Разговор долгий, начали в десять часов вечера, закончили под утро. Электра разлила чай и для зачина говорит: “Как бы ни было страшно всё связанное с отцовским романом, я бы многое дала, чтобы хоть одним глазком его прочитать. И тогда и сейчас тут ничего не поменялось, сколько раз представляла, что держу его в руках, прочитав, перелистываю страницу, к чему-то возвращаюсь, перечитываю, затем иду дальше.
Так получилось, что и когда отец писал «Агамемнона», и когда стал его читать, а затем почти сразу начались аресты, мы с Телегиным жили на Колыме, сидели там безвыездно. За четыре года ни разу не выбрались в Москву, да и вообще на Большую землю. Никуда не хотелось, Сережа даже отпуска не брал.
В общем, – говорит Электра, – я с «Агамемноном» разминулась, иначе, как и все, наверное, пошла бы под нож. Мы просто, пока не улеглось, простояли в сторонке, о том, что происходило в Москве, ни Сережа, ни я почти ничего не знали. И потом, когда об отцовском деле до нас что-то стало доходить, всё было обрывками, и я, сколько ни собирала, ни ладила, ничего сложить не сумела.
Впрочем, – продолжала Электра, – может, это и не важно, потому что, сколько бы Сережа мне ни доказывал, что ничего не уцелело, всё отправлено в печь, я этому не верю. Мать печатала на папиросной бумаге, то есть бывало и по пять копий, очень может статься, что какой-нибудь экземпляр подшит к делу, пусть не отца, его подельника, и до сих пор тихо-мирно пылится в лубянском архиве. Ждет лучших времен. Пусть это рабочий экземпляр, то есть без финальной правки, но он есть.
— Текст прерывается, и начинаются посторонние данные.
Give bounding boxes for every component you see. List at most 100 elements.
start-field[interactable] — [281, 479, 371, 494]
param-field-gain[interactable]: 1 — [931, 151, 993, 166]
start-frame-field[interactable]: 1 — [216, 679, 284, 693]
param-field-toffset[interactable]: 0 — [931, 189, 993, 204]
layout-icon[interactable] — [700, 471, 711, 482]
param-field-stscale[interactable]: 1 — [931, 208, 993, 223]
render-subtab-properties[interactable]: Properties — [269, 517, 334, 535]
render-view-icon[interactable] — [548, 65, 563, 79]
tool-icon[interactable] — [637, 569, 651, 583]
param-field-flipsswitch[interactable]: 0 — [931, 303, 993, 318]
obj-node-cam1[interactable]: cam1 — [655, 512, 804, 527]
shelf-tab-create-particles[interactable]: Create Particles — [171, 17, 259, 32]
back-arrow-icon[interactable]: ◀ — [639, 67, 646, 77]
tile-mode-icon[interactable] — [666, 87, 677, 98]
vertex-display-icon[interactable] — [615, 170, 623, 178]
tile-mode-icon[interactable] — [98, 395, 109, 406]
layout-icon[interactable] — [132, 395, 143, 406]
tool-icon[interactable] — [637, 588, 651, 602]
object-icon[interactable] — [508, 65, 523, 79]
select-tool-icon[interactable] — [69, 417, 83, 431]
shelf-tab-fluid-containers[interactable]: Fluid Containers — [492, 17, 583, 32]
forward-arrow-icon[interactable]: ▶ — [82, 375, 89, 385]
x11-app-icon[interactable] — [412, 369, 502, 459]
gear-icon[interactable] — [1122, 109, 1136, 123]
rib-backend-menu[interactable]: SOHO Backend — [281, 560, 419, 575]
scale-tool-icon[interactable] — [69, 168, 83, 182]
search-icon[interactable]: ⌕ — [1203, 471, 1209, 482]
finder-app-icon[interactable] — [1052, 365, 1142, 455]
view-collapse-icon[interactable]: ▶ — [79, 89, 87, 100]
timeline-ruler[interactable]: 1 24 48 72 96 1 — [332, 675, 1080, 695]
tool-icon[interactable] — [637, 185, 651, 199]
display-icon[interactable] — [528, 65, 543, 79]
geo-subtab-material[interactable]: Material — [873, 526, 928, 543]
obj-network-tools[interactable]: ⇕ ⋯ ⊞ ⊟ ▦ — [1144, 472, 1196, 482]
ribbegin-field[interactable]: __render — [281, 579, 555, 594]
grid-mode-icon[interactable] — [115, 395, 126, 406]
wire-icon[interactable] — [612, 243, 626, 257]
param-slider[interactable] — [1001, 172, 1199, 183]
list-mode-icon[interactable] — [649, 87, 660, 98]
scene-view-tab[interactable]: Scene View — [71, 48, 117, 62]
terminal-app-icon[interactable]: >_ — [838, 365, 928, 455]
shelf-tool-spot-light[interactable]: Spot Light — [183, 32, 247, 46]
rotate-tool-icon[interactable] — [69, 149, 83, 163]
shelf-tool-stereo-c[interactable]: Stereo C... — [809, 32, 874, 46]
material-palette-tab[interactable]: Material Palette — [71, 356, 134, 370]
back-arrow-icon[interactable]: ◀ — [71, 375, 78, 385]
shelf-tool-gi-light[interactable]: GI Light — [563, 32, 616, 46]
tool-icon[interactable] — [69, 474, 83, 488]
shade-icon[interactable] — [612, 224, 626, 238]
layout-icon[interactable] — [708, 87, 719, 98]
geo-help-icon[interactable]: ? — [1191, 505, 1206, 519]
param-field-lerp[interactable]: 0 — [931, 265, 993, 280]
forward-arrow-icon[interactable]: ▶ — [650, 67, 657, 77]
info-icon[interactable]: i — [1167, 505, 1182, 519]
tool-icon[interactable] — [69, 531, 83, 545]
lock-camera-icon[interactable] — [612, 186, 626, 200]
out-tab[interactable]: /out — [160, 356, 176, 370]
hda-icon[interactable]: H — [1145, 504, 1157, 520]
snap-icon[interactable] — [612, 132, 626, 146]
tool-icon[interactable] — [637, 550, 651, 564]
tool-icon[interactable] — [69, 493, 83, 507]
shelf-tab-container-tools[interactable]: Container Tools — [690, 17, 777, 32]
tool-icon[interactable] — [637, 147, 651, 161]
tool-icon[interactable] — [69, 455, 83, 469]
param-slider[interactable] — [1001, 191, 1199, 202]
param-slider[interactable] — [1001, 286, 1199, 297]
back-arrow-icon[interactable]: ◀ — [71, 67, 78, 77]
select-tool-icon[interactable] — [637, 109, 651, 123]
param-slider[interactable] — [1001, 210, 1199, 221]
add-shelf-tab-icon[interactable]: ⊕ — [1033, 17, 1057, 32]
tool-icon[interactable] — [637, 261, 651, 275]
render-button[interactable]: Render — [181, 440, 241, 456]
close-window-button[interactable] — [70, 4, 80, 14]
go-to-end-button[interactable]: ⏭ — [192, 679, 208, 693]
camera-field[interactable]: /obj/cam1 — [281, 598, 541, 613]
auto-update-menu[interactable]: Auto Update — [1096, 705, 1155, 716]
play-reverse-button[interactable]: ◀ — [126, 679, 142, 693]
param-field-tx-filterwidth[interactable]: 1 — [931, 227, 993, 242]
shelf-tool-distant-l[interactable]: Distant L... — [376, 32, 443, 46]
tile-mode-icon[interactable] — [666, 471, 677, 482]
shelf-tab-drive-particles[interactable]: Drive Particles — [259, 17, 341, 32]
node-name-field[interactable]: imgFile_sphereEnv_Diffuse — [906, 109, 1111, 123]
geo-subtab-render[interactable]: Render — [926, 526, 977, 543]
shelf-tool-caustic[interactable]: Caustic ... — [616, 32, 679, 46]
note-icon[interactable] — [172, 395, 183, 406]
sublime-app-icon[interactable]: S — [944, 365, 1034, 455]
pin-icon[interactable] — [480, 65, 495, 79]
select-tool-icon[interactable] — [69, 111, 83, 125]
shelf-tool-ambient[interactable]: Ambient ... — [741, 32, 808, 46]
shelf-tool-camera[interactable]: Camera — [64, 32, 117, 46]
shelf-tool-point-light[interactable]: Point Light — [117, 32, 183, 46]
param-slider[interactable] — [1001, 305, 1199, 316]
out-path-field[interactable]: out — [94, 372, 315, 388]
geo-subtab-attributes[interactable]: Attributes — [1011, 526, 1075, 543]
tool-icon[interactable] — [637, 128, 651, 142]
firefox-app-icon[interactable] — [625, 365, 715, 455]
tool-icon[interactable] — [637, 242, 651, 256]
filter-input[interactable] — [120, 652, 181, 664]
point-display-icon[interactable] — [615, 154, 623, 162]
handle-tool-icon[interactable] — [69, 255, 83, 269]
Что ничего не осталось, мне сказал Сережа. Было это в пятьдесят первом году, в ноябре-месяце. Он тогда вернулся из московской командировки, и информация была из первых рук. Ездил он в Госплан, но по старой памяти зашел на Лубянку, потрепаться, поговорить с давними товарищами. Возвратившись же домой, сказал, чтобы я не надеялась, с «Агамемноном» всё так, будто его никогда не было. Прежде, как нас сюда отправили (считай, сослали), он на Колыме сидел бирюк бирюком. Сколько ни тормошила, ни упрашивала: ну поедем куда-нибудь, не хочешь в Москву – тогда в Крым, к теплому морю, у тебя вон сколько отпусков скопилось, – ни в какую. А тут вдруг заявляет, что кровь из носа должен ехать в Первопрестольную.
Наш лагерь построили во время войны возле довольно большого, но небогатого месторождения свинцово-цинковых руд. И вот Телегину приспичило узнать, сколько нужно стране этих самых свинца и цинка. Соответственно, будут расширять лагерь или не будут. Последнее интересовало не только его, но и область, потому что для большего рудника нужно много разного – и стройматериалы, и техника, и дороги. Оттого в обкоме и не посмотрели, что Сережа в опале, без разговоров выписали командировку в Госплан. Значит, что будет дальше с лагерем, один вопрос, второй, что ждет его самого – нет ли смысла пройтись по разным кабинетам, разведать – чем черт не шутит, может, черная полоса и закончилась?
После всех передряг на Лубянке у него осталась лишь пара старых товарищей по Туркменскому погранотряду. Вообще Сережа был человек легкий, компанейский, приятелей немало, но как стало известно, что у Берии на него зуб, они поиспарялись, только двоих он и сохранил. Один как раз сидел на кадрах и, значит, знал, куда ветер дует. Встретиться он согласился не чинясь, но рад не был. Не вдаваясь в подробности, сказал, чтобы Телегин сидел на своей Колыме и не рыпался. Больше того, дважды повторил, чтобы сидел тихо, не видно его было и не слышно, тогда есть шанс – обойдется. Нет – в собственном лагере или в соседнем будет кайлом махать. И добавил, откуда-то знал, что это и госплановской суеты касается.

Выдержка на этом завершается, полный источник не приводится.